Ехали долго. Медленный поезд печально тащился по унылой, обожженной на солнце местности. Мимо проносились тополя, клены, акации, березы, ивы, дубы и телеграфные столбы. В задушенном пылью солнечном свете кренились заборы, конвульсивно извивались русла высохших рек. Чуркин резал колбасу, а Меньшов смотрел в окно. В купе оказался третий сосед по имени Иван: простой русский мужик с крупными чертами лица. Он боялся нечаянным словом нарушить беседу Меньшова с Чуркиным, и хоть те всю дорогу молчали, Иван молчал тоже. Он сидел на полке, сложив массивные руки на коленях, и ждал, когда к нему обратятся. Тогда можно начать обстоятельный разговор. Ему было что сказать, потому что он многое повидал на веку. Но Чуркин с Меньшовым не обращались. Чуркин резал сыр, а Меньшов пил водку. Меньшов считал пьянку в поезде постыдным занятием, но всё равно пил и закусывал колбасой, потому что больше заняться было нечем. Колбаса была невкусная. Впрочем, Меньшов вообще не любил колбасу: он ел ее, чтоб не обидеть друга, который старательно готовил закуску; кроме того, иной закуски в купе не оказалось. Впрочем, был сыр – но сыр Меньшов любил еще меньше колбасы. Что касается Чуркина, то он резал колбасу и сыр не потому, что хотел порадовать друга закуской, а потому что боялся, что если ничего не делать, то придется разговаривать. А разговаривать он не желал. Все его мысли были о том, как бы случайно чего-нибудь не сказать и не завязать беседу. Иван, не переносивший тишины, тактично кашлянул. Чуркин с Меньшовым притворились, что не слышат его покашливания. Меньшов закрыл глаза, чтоб выглядеть спящим; кусок недоеденной колбасы вывалился у него изо рта и упал на живот. А у вас колбаса на животе, хотел сказать Иван, но постеснялся обидеть Меньшова неловким замечанием и ничего не сказал. Чуркин порезал всю колбасу и весь сыр и, не найдя другого занятия, начал аккуратно складывать продукты питания в шуршащий розовый пакет.
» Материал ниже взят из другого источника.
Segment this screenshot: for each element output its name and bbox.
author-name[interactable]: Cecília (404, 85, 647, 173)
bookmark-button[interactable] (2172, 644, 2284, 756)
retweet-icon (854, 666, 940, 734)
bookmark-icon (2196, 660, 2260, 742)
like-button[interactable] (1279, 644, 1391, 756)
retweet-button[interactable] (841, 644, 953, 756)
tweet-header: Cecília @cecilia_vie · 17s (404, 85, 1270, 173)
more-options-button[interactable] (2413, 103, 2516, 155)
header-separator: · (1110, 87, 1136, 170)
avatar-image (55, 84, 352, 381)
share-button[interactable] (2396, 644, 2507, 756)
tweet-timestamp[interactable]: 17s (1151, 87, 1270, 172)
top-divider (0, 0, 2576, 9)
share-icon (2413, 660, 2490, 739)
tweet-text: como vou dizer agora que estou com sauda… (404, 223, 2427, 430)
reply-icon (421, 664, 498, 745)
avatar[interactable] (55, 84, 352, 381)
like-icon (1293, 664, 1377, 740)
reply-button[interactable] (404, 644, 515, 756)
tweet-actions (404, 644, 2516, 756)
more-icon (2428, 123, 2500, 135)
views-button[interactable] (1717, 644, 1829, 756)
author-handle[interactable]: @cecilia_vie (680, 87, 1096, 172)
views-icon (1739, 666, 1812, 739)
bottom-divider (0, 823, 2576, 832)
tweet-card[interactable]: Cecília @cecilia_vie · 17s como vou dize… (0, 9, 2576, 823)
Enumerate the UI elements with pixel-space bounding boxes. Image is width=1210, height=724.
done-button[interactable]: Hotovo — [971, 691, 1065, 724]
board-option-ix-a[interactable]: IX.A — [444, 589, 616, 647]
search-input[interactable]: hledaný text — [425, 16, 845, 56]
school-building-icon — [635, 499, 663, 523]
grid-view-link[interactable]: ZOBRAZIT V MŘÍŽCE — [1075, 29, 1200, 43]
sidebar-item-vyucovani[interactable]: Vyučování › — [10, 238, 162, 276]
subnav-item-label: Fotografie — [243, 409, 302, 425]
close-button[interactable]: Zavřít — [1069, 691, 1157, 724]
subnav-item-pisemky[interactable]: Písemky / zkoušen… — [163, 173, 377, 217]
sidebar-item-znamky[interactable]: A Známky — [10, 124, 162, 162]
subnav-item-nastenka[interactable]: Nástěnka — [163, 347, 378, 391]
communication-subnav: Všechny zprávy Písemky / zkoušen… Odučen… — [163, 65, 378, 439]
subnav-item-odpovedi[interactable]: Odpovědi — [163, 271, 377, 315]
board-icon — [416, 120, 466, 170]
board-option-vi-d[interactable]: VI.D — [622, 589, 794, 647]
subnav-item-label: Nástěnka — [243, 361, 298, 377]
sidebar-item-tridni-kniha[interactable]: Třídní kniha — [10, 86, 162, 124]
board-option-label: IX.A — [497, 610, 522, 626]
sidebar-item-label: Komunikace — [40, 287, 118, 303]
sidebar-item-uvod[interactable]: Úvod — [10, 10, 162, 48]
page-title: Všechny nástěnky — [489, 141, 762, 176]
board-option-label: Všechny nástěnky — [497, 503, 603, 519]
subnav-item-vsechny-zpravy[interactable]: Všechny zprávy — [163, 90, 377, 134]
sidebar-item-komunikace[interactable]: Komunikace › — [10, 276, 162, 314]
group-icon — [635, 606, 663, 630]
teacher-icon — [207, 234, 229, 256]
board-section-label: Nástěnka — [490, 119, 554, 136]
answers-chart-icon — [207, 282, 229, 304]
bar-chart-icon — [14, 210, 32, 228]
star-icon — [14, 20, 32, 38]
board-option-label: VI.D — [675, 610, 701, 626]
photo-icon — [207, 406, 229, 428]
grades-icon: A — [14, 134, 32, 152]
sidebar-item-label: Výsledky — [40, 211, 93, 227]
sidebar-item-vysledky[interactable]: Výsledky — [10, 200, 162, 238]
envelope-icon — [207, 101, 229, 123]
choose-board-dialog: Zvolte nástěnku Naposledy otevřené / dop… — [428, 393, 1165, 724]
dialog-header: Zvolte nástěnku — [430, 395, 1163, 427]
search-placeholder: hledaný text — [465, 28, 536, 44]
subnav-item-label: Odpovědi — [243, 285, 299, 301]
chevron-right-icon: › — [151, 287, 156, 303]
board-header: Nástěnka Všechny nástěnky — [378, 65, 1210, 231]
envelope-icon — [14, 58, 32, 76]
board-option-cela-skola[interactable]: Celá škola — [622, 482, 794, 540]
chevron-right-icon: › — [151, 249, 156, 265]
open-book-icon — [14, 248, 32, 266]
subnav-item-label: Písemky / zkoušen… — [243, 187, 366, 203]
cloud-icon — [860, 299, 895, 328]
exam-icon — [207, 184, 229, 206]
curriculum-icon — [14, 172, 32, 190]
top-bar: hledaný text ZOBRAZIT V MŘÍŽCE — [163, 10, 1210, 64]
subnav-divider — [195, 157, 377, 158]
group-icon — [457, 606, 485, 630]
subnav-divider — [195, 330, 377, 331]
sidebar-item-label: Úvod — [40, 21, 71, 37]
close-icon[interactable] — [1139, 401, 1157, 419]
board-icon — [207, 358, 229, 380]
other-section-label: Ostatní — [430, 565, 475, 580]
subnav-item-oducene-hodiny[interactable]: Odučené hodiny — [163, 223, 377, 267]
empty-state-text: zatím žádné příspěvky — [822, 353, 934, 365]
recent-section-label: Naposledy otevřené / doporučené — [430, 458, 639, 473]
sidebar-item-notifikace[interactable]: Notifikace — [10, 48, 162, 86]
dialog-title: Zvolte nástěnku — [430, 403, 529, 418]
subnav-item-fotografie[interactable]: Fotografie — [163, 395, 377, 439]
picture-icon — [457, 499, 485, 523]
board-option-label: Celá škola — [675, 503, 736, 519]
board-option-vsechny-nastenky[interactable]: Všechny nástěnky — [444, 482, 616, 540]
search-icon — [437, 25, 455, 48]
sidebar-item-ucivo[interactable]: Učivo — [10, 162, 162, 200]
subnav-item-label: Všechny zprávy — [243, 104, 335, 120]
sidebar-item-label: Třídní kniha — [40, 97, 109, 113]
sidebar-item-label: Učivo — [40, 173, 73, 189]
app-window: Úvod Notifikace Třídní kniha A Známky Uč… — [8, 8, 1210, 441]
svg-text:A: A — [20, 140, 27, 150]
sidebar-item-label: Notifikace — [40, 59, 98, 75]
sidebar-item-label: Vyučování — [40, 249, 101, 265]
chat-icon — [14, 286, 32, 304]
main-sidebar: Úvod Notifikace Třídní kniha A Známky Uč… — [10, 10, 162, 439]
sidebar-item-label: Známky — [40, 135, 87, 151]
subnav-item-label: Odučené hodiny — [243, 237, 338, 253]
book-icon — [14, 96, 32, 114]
Поезд остановился на станции провинциального города. Сквозь потрескавшийся бурый асфальт пробивалась квелая трава. Штукатурка со стен облетела. Часы на здании станции стояли. Мертвая кошка лежала на щебенке рядом с мертвым голубем. В вагон, пошатываясь, вошла тощая женщина в очках, с баулом в бледных руках. Ее место оказалось в купе Меньшова и Чуркина. Женщину звали Таня. Иван забрал у Тани баул и поместил его на багажную полку. Таня замерла, как будто от страха перед этим русским великаном, но на самом деле она давно не испытывала ни страха, ни других чувств, а замерла по привычке, выработанной в молодые годы, когда Таня, наслушавшись матери, всерьез опасалась, что ее изнасилуют. Иван ободряюще улыбнулся молодой женщине. Таня села на краешек полки. В вагоне было душно, хотелось пить, но для этого придется просить Ивана достать с полки баул, в котором лежит бутылка минеральной воды. Таня боялась, что Иван в ответ на ее скромную просьбу даст волю гневу и набросится на нее. Она не особенно страшилась изнасилования, но опасалась, что, если Иван сорвет с нее юбку, все увидят, что у нее на трусах сбоку дырочка. Таня корила себя за то, что не заштопала эту дырочку перед поездкой. Иван смотрел на Таню с нежностью, потому что решил, что она скромная сельская учительница. Его мама была учительницей, и он уважал тяжелый труд учителей. Он хотел приободрить Таню, но опасался, что его скромного словарного запаса не хватит, чтоб найти отклик в сердце интеллигентной женщины. Таня, видя, что Иван пристально на нее смотрит, забилась в угол. Она молила бога о снисхождении или хотя бы о том, чтоб никто не заметил дефекта в ее трусах. Вскоре она уснула. Во сне она переходила дорогу и упала в пропасть, из стен которой росли щупальца. Щупальца касались ее обнаженной кожи своими присосками. Иван укрыл Танины ноги краешком одеяла. Ему стало тепло на сердце, потому что сельская учительница отдыхала от забот. Он решил, что ей снится весеннее поле, влажное от утренней росы, или что-нибудь другое, не менее приятное. Про себя он называл Таню фиалочкой, хотя Таня совсем не походила на фиалку. Просто Иван всех женщин, которые ему нравились, звал фиалочками.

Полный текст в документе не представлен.